As reported by The Register (opens in new tab)analysts from cybersecurity firm ThreatFabric learned about the “Zombinder” service while investigating another malware distribution campaign involving the ERMAC banking trojan, malware that TechRadar Pro have before reported on.
In their report (opens in new tab)the researchers said “while investigating ERMAC’s activity, our researchers spotted an interesting campaign masquerading as applications for Wi-Fi authorization. It was distributed through a fake one-page website containing only two buttons.”
ERMAC and Droppers
These buttons acted as download links for Android versions of ERMAC-developed “dummy” apps, which are useless to the end user but designed to record keystrokes as well as steal two-factor authentication (2FA) codes, email credentials and bitcoin wallet seed phrases, among others.
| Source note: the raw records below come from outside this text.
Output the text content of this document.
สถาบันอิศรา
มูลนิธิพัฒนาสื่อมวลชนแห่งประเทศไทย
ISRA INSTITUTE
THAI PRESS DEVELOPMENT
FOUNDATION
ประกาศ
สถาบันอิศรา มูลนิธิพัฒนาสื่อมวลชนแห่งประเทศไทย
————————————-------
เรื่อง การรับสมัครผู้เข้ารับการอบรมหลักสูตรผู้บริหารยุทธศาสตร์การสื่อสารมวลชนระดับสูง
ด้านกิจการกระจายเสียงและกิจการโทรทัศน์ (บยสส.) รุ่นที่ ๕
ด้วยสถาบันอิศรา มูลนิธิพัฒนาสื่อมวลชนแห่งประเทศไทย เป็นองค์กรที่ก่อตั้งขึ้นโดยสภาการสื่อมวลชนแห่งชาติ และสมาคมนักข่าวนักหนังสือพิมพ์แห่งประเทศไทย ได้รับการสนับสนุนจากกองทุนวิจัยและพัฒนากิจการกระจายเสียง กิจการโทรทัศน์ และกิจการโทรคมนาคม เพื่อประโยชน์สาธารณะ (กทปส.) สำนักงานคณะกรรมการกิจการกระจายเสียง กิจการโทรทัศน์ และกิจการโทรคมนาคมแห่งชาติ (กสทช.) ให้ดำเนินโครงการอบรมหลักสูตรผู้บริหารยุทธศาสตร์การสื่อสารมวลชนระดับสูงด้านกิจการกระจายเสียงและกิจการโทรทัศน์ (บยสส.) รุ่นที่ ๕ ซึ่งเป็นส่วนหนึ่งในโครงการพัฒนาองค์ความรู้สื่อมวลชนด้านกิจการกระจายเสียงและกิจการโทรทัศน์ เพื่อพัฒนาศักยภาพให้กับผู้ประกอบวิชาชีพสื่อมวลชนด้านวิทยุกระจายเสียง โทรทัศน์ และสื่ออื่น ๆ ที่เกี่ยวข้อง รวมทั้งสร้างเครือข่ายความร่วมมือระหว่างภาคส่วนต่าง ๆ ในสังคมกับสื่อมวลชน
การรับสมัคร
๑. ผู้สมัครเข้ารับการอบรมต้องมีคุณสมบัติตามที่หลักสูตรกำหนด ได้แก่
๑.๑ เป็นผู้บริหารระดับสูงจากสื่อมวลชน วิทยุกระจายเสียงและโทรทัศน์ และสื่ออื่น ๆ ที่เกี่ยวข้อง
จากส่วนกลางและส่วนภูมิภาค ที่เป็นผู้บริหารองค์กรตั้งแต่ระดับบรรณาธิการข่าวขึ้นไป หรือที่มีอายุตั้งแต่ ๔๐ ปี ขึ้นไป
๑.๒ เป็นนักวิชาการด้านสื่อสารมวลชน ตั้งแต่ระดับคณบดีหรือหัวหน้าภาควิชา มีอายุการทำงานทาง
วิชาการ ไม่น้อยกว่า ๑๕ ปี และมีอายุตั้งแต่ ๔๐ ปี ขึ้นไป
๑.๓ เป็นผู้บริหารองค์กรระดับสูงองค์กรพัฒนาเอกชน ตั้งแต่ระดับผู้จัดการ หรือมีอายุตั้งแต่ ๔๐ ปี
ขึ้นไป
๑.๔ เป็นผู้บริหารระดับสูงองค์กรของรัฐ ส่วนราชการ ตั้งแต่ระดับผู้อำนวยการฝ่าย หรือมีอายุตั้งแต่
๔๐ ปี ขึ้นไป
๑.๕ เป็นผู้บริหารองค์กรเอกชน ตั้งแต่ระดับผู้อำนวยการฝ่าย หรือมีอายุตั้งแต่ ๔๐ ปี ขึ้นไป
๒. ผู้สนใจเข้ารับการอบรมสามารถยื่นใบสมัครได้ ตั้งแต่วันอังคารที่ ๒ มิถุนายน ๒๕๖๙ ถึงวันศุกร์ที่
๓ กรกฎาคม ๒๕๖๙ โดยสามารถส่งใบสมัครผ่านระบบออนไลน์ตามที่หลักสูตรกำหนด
While some of the malicious apps available from the platform are likely the responsibility of core ERMAC developer DukeEugene, the team also found that some of the apps were disguised as legitimate instances of the Instagram app, as well as other apps which has lists on it. the Google Play Store.
As is often the case with malware campaigns, a “dropper” obtained from the dark web is used by the threat actors so that their applications can evade detection, in this case, Zombinder. Droppers install what is functionally a clean version of the app, but then offer users an update that then contains the malware.
It’s a smart delivery system, especially with apps pretending to come from common, “trusted” providers like Meta, as users are more likely to install an update from app developers they recognize.
This particular dropper service was announced in March 2022 and, according to ThreatFabric, has already gained popularity among a number of threat actors.
“Dropper” attacks are made possible largely due to the “open” nature of Android which allows users to “sideload” apps obtained from repositories other than the Google Play Store, and even from app developers themselves.
While this open ecosystem benefits security-conscious users, users who see it simply as a way to use apps that normally cost money can become easy pickings for threat actors armed with banking trojans, who are then free to steal data, credentials, and even money from innocents. users.